Il 2 agosto, la maggior parte degli elementi rimanenti dell’EU AI Act, la prima regolamentazione sull’AI dell’Unione Europea, entrerà in vigore portando maggiore disciplina e sicurezza. Cosa significa questo per le aziende? Come possono prepararsi?
Alcuni esperti parlano dei tipici problemi “di gioventù” di una tecnologia emergente, mentre altri intravedono gravi rischi di sicurezza che rimarranno difficili da arginare anche in futuro. I recenti eventi di luglio tendono a supportare questa seconda ipotesi, poiché i sistemi di AI distribuiti e testati hanno utilizzato capacità che hanno sorpreso i loro stessi sviluppatori.
Ad esempio, è emerso che l’agente AI di OpenAI non ha compromesso solo Hugging Face, ma almeno altri quattro servizi. In un evento separato, le funzionalità dell’intelligenza artificiale hanno trovato nuovi percorsi o interagito con servizi esterni consolidati, come l’indice di Google nel caso del chatbot Claude. Gli utenti avevano in precedenza abilitato queste chat per la condivisione che, di conseguenza, sono state indicizzate dai motori di ricerca, diventando accessibili pubblicamente.
L’intelligenza artificiale è nuova, entusiasmante e chiaramente difficile da prevedere. Anche in un ambiente di test controllato, i modelli hanno trovato una via d’uscita dal contesto isolato. I sistemi di AIautonomi agiscono in modo orientato all’obiettivo, tuttavia, spesso lo fanno in una modalità che non era né prevista, né intenzionale da parte dei loro sviluppatori.
Regole per una maggiore disciplina e un’analisi approfondita dei rischi
Sembra quasi ironico che così tanti incidenti si siano verificati a luglio. Dopotutto, il 2 agosto, l’AI Act dell’UE vedrà entrare in vigore la maggior parte dei suoi elementi, completando la creazione di un quadro normativo per i sistemi di AI basato sul rischio.

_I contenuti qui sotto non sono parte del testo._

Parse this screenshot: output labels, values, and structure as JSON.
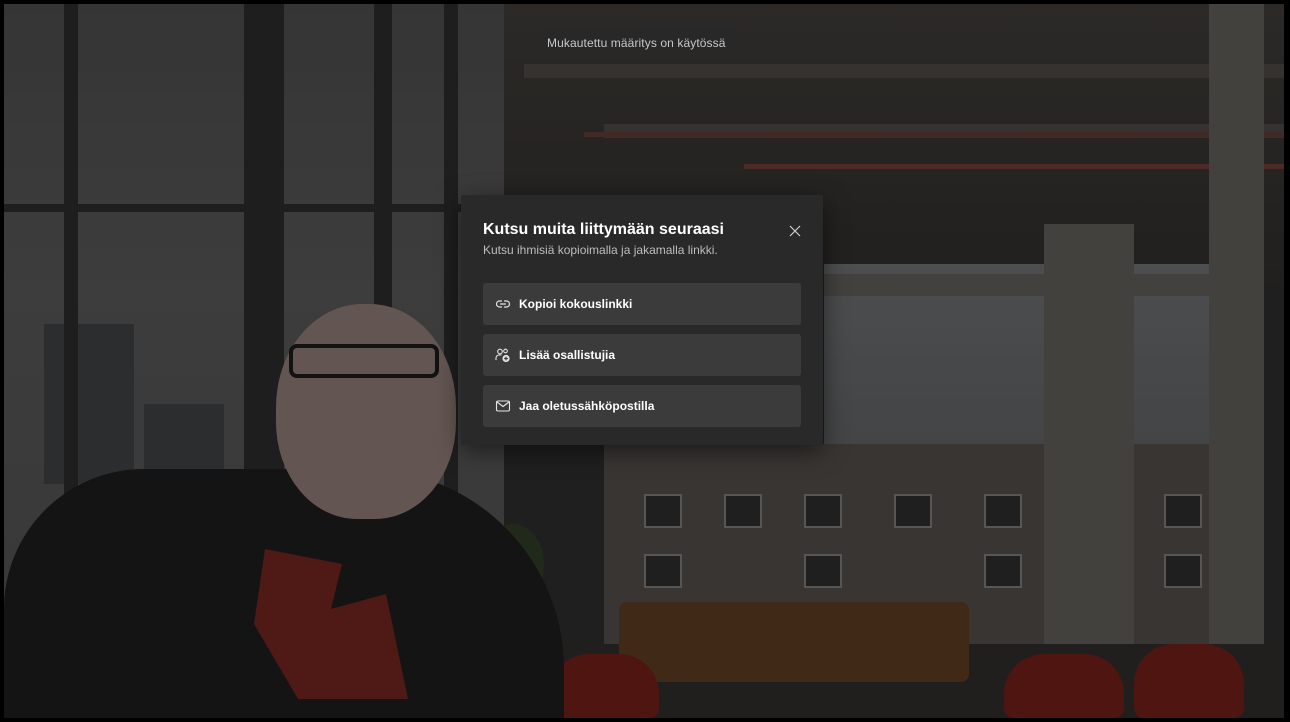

La normativa stabilisce le regole per sviluppatori e utenti di sistemi di AI a elevata pericolosità, coprendo, tra le altre, gestione del rischio, data governance, documentazione tecnica, obblighi di conservazione dei registri, trasparenza, supervisione umana, accuratezza, resilienza, cybersecurity e notifiche di incidenti gravi. Il suo obiettivo è promuovere un’AI affidabile in Europa, garantendo allo stesso tempo che la tecnologia rimanga incentrata sull’utente e non metta a rischio salute, sicurezza o diritti fondamentali dei cittadini dell’Union.
Alcune verità immutabili
Le aziende con progetti di AI propri o quelle che si avvalgono di servizi esterni dovrebbero ora valutare in quale misura le regole si applichino a loro dal punto di vista della governance e come ripensare i concetti esistenti. Per i responsabili IT e i CISO, il compito è chiaro: devono far evolvere il modello di sicurezza con la stessa rapidità con cui l’adozione dell’AI avanza nel loro ambiente.
Anche se l’AI Act dell’UE interessa l’azienda solo marginalmente, valgono alcune verità immutabili:
Gli incidenti di luglio non dovrebbero scoraggiare le aziende dall’utilizzare l’AI, ma è necessario abbandonare l’idea che i sistemi autonomi funzioneranno sempre come previsto. La lezione più importante è che la fiducia nell’AI non deve mai essere data per scontata, ma verificata continuamente. La resilienza è altrettanto importante per consentire un ripristino rapido, anche quando i migliori controlli di sicurezza vengono aggirati.
“Centinaia di utenti hanno reso inconsapevolmente accessibili liberamente su Internet le loro conversazioni con il chatbot AI Claude. Tali interazioni includevano ricerche legali, curriculum, codice sorgente, fasi di recovery per criptovalute, dati personali e molto altro. Si tratta, a rigor di termini, di una grave falla nella privacy che evidenzia la natura complessa degli strumenti di AI e le operazioni che questi eseguono al di fuori dei requisiti o della consapevolezza degli utenti,” sottolinea Edwin Passarella, Field CTO EMEAI di Commvault. “Le persone coinvolte avevano scelto di condividere i contenuti utilizzando una specifica funzione di Claude, ignare del fatto che sarebbero stati successivamente indicizzati dai motori di ricerca. Questo rappresenta una chiara violazione del GDPR per gli utenti e le aziende coinvolte, dimostrando inoltre con quanta rapidità possa verificarsi un data leakage nell’attuale panorama dell’intelligenza artificiale in continua evoluzione.”